RE: Adobe to acquire Macromedia

Subject: RE: Adobe to acquire Macromedia
From: "Spitzer, Judd L" <judd -dot- l -dot- spitzer -at- lmco -dot- com>
To: "TECHWR-L" <techwr-l -at- lists -dot- techwr-l -dot- com>
Date: Mon, 18 Apr 2005 13:02:19 -0400


>Adobe and Macromedia announced today that Adobe will acquire Macromedia
for 3.4 billion US
>dollars. Links on Adobe.com and Macromedia.com both point to
>the following URL:

>http://www.adobe.com/aboutadobe/invrelations/adobeandmacromedia.html

>Here is the techwriter-related question: How do you think the tools you
use regularly will change? >Do you think Adobe will discontinue Freehand
and
>Fireworks in favor of Illustrator and Photoshop? What about Go Live and
Dreamweaver?

>Do you think that the change is healthy for the graphics/web
development market (with the end
>result being one company with an enormous market share)? Do
>you think this is a good change or not?


Adobe vs. Macromedia

I never thought that this was an odd pairing of powerhouse software
companies. My first impression of the two companies however is that
Adobe tends to be the better Off-Line design company, touting Acrobat as
the de-facto standard for platform independent documents.

Macromedia tends to be a better on-line company, touting Flash/Shockwave
as the de-fact standard for online presentations. (Flash Player is
installed on over 70% of web browsers).

So does bringing these two companies together benefit or hurt the
creative community?
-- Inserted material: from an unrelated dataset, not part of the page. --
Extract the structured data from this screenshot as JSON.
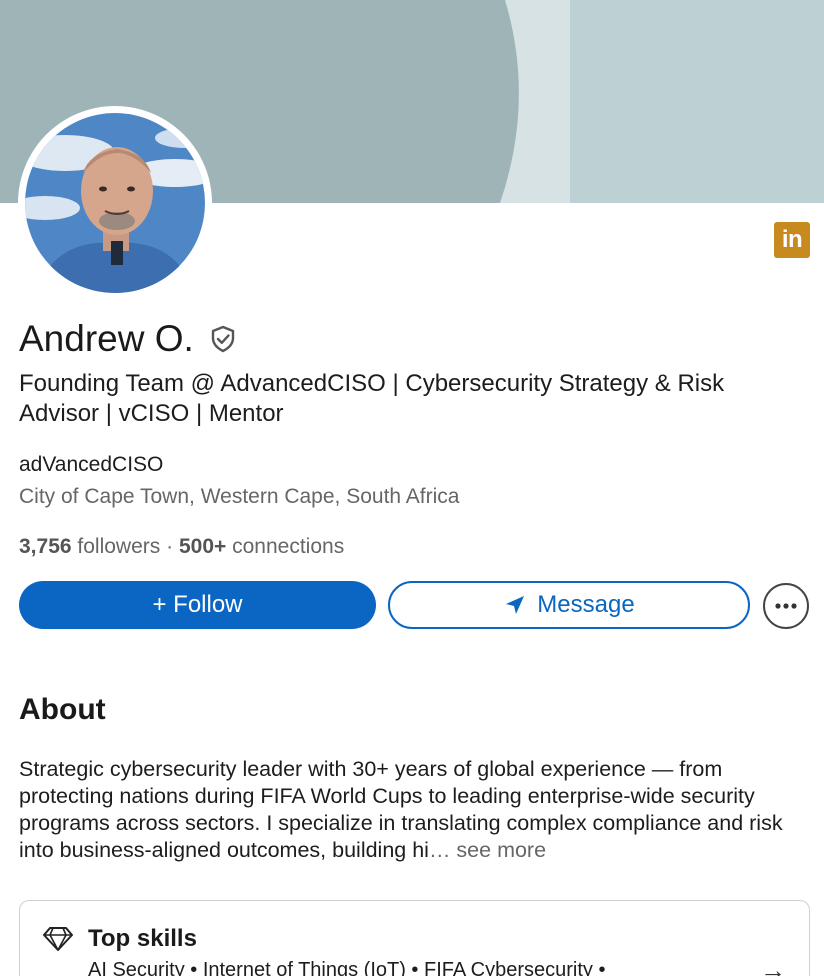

Sure there is shareware out there that is quite
capable, but these two companies are plainly driving the development of
technology. I personally believe that Adobe will continue to keep the
products separate for at least a year, and then they will merge the
product lines into online and offline publishing. But I also think they
are poised to do two other things. 1st, they will bridge the gap
between screen and paper. I would imagine that they will have a product
that can produce easy to print versions of webpages without having to
dual author. Secondly, I believe that Adobe will launch a 3 tier
software approach to the creative community, ie, Professional (high end
stuff), Semi-Pro (Less expensive, but missing some high end features),
finally Consumer end (packed with features, maybe even free to gain
market share).

I think that unique products will stay unique, but in most cases I
believe that Adobe will absorb the best features of the Macromedia
products into existing Adobe products where it makes the most sense. If
I had to choose between the product that both companies have, I would
say that Photoshop, Illustrator are better than Fireworks and Freehand.
I think that Dreamweaver handle CSS better than Go Live, but both are
excellent programs. There is nothing that compare to Flash, and it is
an extraordinarily powerful program, bar none.

I am always suspect when we lose competition in the marketplace.
Hopefully this may inspire other small developers to step up to the
plate and produce incredible web development technologies. Let's just
hope they don't change the name of the company to Macrosoft.